We already tune this hyperparameter and only store the best model according to validation as fit_obj and report the chosen time cutoff as time_cutoff attribute in it.

val_error_fun

Function to calculate the error of validated predictions. For its interface, see val_error_fun_prototype().

hyperparams

list. Optional arguments passed to fitter, e.g. alpha in case of an elastic net.

include_from_continuous_pheno

vector of strings. The names of the continuous variables in the pheno data (to be) included in the predictor matrix. Default is NULL, which means no continuous pheno variables are or will be included.

include_from_discrete_pheno

vector of strings. The names of the discrete variables in the pheno data (to be) included in the predictor matrix. A discrete variable with n levels will be dichotomized into n-1 binary dummy variables. Default is NULL, which means no discrete pheno variables are or will be included.

include_expr

logical. Whether to include the expression data in the predictor matrix.

combine_n_max_categorical_features

integer. Maximum number of categorical features to combine in predicting features.
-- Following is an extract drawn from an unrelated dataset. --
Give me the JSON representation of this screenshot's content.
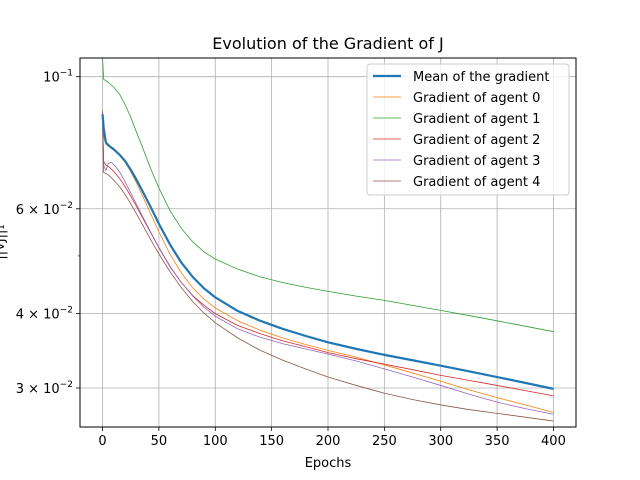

combined_feature_min_positive_ratio

numeric. Minimum ratio of positive observations in a combined (categorical) feature. This attribute together with combine_n_max_categorical_features governs which combined categorical features the predictor matrix will contain: add a combination of the levels of distinct categorical features to the predictor matrix after imputation if at most combine_n_max_categorical_features are involved in the combination and if the combination is (expected to be) there in at least combined_feature_min_positive_ratio of the samples.

enable_imputation

logical. If FALSE, it overrides the imputer attribute of the Data object and we do not impute.

file

string. The name of the model-fit_obj file inside directory. Default is "fit_obj.rds".

create_directory

logical. Whether to create directory if it does not exist, yet. Default is TRUE.

li_var_suffix

string. Append this to the names of features from the pheno data when adding them to the predictor matrix. Default is "++".

Returns

A Model R6 object.


Method fit()

Fit the model to a data set, validate it and tune hyperparameters.

Usage

Model$fit(data, update_model_shell = FALSE, quiet = FALSE, msg_prefix = "")

Arguments

data

Data object. Read it in if needed.

update_model_shell

logical. If TRUE and we find a stored model with fit_obj not being NULL, we set the fit_obj attribute of the model to the found fit_obj and save it. This way, we can keep stored Models up-to-date with changes in the Model class.

quiet

logical. Whether to suppress messages. Default is FALSE.

msg_prefix

string. Prefix for messages. Default is "".

Returns

The Model object itself with the fit_obj attribute set to the object tuned over time_cutoffs, combine_n_max_categorical_features and hyperparams.


Method predict()

Predict for a data set.

Usage

Model$predict(data, quiet = FALSE)

Arguments

data

Data object. Specifications on the data. Read it in if needed.

quiet

logical. Whether to suppress messages. Default is FALSE.

Returns

A named list of length 3:

  • "predicted": named numeric vector with predicted response,

  • "actual": named numeric vector with actual response,

  • "cox_mat": named matrix with columns "time_to_event", "event", "hazard", where hazard again is the predicted response. This matrix is helpful to calculate hazard ratios or logrank p-values.


Method clone()

The objects of this class are cloneable with this method.

Usage

Model$clone(deep = FALSE)

Arguments

deep

Whether to make a deep clone.